然后调用DataStreamReader
的format
方法。
/**
* Specifies the input data source format.
*
* @since 2.0.0
*/
def format(source: String): DataStreamReader = {
this.source = source
this
}
用以指定输入数据的格式, 这必然和load数据时的DataSource
API有关,应该是用对应的名字映射成该数据格式的Class类型对象。
接着以option
方法指定两个参数host 和 port,
/**
* Adds an input option for the underlying data source.
*
* You can set the following option(s):
* <ul>
* <li>`timeZone` (default session local timezone): sets the string that indicates a timezone
* to be used to parse timestamps in the JSON/CSV datasources or partition values.</li>
* </ul>
*
* @since 2.0.0
*/
def option(key: String, value: String): DataStreamReader = {
this.extraOptions += (key -> value)
this
}
实际就是往DataStreamReader
的成员变量extraOptions
里加了些属性,看注释知个大概,实际用以指定DataSource
接口的某些输入参数。目前还不知host和port参数的实际作用。
接着看load
方法,
/**
* Loads input data stream in as a `DataFrame`, for data streams that don't require a path
* (e.g. external key-value stores).
*
* @since 2.0.0
*/
def load(): DataFrame = {
if (source.toLowerCase(Locale.ROOT) == DDLUtils.HIVE_PROVIDER) {
throw new AnalysisException("Hive data source can only be used with tables, you can not " +
"read files of Hive data source directly.")
}
val dataSource =
DataSource(
sparkSession,
userSpecifiedSchema = userSpecifiedSchema,
className = source,
options = extraOptions.toMap)
Dataset.ofRows(sparkSession, StreamingRelation(dataSource))
}
前面所调用的方法都是返回reader自身实例,本方法返回一个df,我们知道在离线计算中spark都是预定义的模式,这个过程都不会“起job进行运算”(注解1)。这同样适用在Structured Streaming中。load
方法中我们实例化了一个dataSource
变量,并由
/**
* Used to link a streaming [[DataSource]] into a
* [[org.apache.spark.sql.catalyst.plans.logical.LogicalPlan]]. This is only used for creating
* a streaming [[org.apache.spark.sql.DataFrame]] from [[org.apache.spark.sql.DataFrameReader]].

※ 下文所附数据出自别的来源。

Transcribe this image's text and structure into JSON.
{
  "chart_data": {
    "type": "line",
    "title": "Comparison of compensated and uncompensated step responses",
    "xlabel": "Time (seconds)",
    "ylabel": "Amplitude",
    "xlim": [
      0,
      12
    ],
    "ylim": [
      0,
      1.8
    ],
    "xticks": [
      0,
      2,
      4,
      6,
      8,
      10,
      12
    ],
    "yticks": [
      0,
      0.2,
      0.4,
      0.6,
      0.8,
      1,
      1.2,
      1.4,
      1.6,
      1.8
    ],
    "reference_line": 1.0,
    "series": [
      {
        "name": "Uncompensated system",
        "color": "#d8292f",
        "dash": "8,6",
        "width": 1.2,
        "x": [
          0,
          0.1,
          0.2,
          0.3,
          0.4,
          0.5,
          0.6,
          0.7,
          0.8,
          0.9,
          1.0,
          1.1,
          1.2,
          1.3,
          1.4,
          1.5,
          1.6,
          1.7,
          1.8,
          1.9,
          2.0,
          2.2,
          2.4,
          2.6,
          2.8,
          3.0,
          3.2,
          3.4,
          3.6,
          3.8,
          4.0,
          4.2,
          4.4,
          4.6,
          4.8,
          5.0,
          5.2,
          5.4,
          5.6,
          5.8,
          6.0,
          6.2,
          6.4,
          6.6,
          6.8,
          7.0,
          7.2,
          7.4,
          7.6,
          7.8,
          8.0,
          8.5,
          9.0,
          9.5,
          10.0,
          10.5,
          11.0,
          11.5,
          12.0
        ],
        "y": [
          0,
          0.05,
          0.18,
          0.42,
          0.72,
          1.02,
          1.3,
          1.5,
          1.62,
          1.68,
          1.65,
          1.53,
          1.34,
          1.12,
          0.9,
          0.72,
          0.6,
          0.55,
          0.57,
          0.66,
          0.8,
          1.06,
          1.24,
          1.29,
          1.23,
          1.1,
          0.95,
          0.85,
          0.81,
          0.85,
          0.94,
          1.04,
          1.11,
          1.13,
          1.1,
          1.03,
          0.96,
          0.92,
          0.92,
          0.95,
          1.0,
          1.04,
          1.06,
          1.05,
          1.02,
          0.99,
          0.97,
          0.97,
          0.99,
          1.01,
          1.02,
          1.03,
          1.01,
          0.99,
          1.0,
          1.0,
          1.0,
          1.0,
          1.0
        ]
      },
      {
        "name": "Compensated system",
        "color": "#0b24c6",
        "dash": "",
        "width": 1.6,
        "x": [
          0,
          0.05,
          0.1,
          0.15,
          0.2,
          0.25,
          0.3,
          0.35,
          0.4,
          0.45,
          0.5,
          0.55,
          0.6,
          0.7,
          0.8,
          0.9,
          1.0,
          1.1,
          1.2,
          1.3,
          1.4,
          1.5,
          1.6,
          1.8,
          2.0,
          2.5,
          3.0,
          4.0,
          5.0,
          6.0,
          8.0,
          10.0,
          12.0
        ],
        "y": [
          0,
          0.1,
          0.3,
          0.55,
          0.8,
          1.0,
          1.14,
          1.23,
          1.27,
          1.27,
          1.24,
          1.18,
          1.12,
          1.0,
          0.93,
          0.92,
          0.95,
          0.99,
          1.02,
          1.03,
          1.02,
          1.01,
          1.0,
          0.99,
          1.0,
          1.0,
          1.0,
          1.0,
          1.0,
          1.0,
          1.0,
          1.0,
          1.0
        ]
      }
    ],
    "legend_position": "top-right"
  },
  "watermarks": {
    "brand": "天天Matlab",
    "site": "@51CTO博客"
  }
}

* It should be used to create [[Source]] and converted to [[StreamingExecutionRelation]] when
* passing to [[StreamExecution]] to run a query.
*/
case class StreamingRelation(dataSource: DataSource, sourceName: String, output: Seq[Attribute])
extends LeafNode {
...
}
转化为LogicalPlan
,最后调用Dataset
方法,
def ofRows(sparkSession: SparkSession, logicalPlan: LogicalPlan): DataFrame = {
val qe = sparkSession.sessionState.executePlan(logicalPlan)
qe.assertAnalyzed()
new Dataset[Row](sparkSession, qe, RowEncoder(qe.analyzed.schema))
}
完成了DataFrame
的初步预定义。到这一看除了输入不一样,处理方式不会和离线也一样吧,那不是处理一次就瞎了,别急。让我们往里面瞅瞅,先看下val qe = sparkSession.sessionState.executePlan(logicalPlan)
, 可以看到
def executePlan(plan: LogicalPlan): QueryExecution = createQueryExecution(plan)
这里createQueryExecution: LogicalPlan => QueryExecution
是一枚函数,将logicalplan转换为QueryExecution
, 离线sql中这玩意就是其执行整个workflow,那流sql也就同理了。既然起作为sparkSession.sessionState
的一枚成员变量,那我们就先看看它是怎么被定义的,首先
/**
* State isolated across sessions, including SQL configurations, temporary tables, registered
* functions, and everything else that accepts a [[org.apache.spark.sql.internal.SQLConf]].
* If `parentSessionState` is not null, the `SessionState` will be a copy of the parent.
*
* This is internal to Spark and there is no guarantee on interface stability.
*
* @since 2.2.0
*/
@InterfaceStability.Unstable
@transient
lazy val sessionState: SessionState = {
parentSessionState
.map(_.clone(this))
.getOrElse {
val state = SparkSession.instantiateSessionState(
SparkSession.sessionStateClassName(sparkContext.conf),
self)
initialSessionOptions.foreach { case (k, v) => state.conf.setConfString(k, v) }
state
}
}
上面是sessionState的初始过程,看下SparkSession.instantiateSessionState
里面干了啥,
/**
* Helper method to create an instance of `SessionState` based on `className` from conf.
* The result is either `SessionState` or a Hive based `SessionState`.
*/
private def instantiateSessionState(
className: String,
sparkSession: SparkSession): SessionState = {
try {
// invoke `new [Hive]SessionStateBuilder(SparkSession, Option[SessionState])`
val clazz = Utils.classForName(className)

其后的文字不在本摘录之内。